Liliana Costa, do Partido Socialista, referiu vários projetos e obras que aconteceram nos últimos anos em São Félix da Marinha, nomeadamente a repavimentação de diversas ruas e a realização de vários eventos. No seu discurso, fez questão de recordar o período difícil que o país atravessou, chamando a atenção de todos para o trabalho de proximidade de uma Junta de Freguesia. “O país pode ter parado em certas alturas, mas, aqui, o trabalho continuou”, referiu.

Nuno Leite, presidente da Mesa da Assembleia da freguesia, dirigiu palavras de agradecimento pela confiança dos fregueses e prometeu cumprir a sua função pública “com isenção e a lutar para que São Félix da Marinha seja cada vez maior”. Nuno aproveitou a presença de Eduardo Vítor Rodrigues e agradeceu o apoio da Câmara Municipal em diversos setores, onde destacou a educação, “o apoio exemplar dado às escolas, para que as nossas crianças possam crescer e formar-se para a vida como adultos”, a ação social e a mobilidade,

“principalmente na pavimentação de numerosos arruamentos que permitiram uma melhor mobilidade de todos os São Félix Marinhenses”. No final, o presidente da Assembleia de freguesia eleito, desejou que os próximos quatro anos “sejam profícuos para o desenvolvimento da nossa freguesia”.

O presidente da Junta, Carlos Pinto, também começou agradecendo e deixando um compromisso no ar: “da minha parte sabem que contaram sempre com a minha dedicação e empenho total no exercício desta função.

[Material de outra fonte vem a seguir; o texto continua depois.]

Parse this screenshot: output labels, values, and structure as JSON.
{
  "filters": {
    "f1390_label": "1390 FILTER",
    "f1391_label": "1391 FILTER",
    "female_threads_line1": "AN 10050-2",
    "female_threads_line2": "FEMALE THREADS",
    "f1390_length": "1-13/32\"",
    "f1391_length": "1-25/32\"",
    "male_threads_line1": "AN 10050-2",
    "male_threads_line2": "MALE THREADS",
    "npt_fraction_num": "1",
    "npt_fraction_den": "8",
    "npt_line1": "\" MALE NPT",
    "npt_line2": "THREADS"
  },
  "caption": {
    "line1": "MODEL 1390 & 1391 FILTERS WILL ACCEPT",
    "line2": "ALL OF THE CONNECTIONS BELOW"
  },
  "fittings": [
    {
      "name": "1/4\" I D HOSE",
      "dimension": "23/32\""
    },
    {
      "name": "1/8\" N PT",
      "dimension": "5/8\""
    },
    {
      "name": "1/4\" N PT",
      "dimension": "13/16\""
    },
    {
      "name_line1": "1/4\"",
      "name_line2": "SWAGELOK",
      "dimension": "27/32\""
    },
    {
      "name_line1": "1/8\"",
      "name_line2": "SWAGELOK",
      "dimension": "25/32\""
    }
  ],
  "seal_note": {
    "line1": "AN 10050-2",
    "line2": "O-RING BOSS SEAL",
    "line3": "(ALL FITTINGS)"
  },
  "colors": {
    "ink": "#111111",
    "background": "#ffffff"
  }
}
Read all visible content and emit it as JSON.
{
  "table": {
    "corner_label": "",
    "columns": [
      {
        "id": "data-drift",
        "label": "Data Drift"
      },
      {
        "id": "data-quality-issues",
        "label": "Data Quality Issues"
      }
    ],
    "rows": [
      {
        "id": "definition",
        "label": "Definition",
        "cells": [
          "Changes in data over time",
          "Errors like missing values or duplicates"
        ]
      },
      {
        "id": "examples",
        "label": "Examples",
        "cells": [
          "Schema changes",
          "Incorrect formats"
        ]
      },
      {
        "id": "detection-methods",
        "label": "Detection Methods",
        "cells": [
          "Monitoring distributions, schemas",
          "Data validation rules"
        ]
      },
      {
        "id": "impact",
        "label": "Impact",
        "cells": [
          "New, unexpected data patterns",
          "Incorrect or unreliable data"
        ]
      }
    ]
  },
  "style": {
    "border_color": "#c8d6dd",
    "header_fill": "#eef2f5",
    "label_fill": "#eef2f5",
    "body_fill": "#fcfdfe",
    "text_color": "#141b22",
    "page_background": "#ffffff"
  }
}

Contem comigo para ser o vosso porta-voz, para acolher as vossas propostas e críticas construtivas”. O autarca de São Félix da Marinha destacou dois princípios que implementou no funcionamento da sua junta e dos quais não consegue abdicar, “rigor nas contas numa gestão cuidadosa e proximidade à população. Só assim, fortes e credíveis, podemos levar por diante o projeto que apresentamos”.

Carlos Pinto salientou a parceria da Junta com a Câmara Municipal, que pretende que continue, até porque, segundo ele, ainda é necessário “transformar a rede viária, nomeadamente com a repavimentação e execução de passeios”, seguindo-se uma enorme lista de nomes de ruas. Além disso, o autarca fez um apelo a Eduardo Vítor Rodrigues: “A freguesia de São Félix da Marinha não dispõe de um pavilhão para a prática desportiva. Peço que neste mandato se realize. Peço também para que a sede da junta e respetivo auditório sejam uma realidade neste novo mandato”.

Já o edil gaiense brincou com a “enorme lista” de nomes de ruas, afirmando que nos últimos só se tinha ouvido falar de “ruas e mais ruas” de São Félix da Marinha. “Eu sei que ainda faltam outras tantas para fazer, mas também sei que a freguesia não pode ficar para trás em domínios estratégicos, como um pavilhão, um auditório, aspetos ligados às escolas, aspetos ligados ao associativismo, só porque queremos mais e mais ruas”, explicou Eduardo Vítor Rodrigues. Equilíbrio. É isso que o presidente de Vila Nova de Gaia pede. “Eu não estou cá para prometer que vou fazer tudo daquela lista de ruas que ali está, vou fazer o que for possível para que seja possível fazer algumas, mas ao mesmo tempo ter atenção a outras coisas, que não têm nada a ver com as ruas, mas que fazem verdadeiramente a diferença na vida das pessoas”, dando exemplos como os pequenos almoços gratuitos nas escolas, a oferta do cheque escolar no início do ano letivo, entre outros. “A vida não é feita de asfalto”, completou.

“Vamos lá ver senhor presidente Carlos Pinto, ou quer essas ruas todas, ou quer o pavilhão”, brincou novamente o autarca gaiense, que acabou por dizer, no seu discurso, que o presidente de São Félix da Marinha não tinha escolha, e que “o pavilhão vai ser feito”.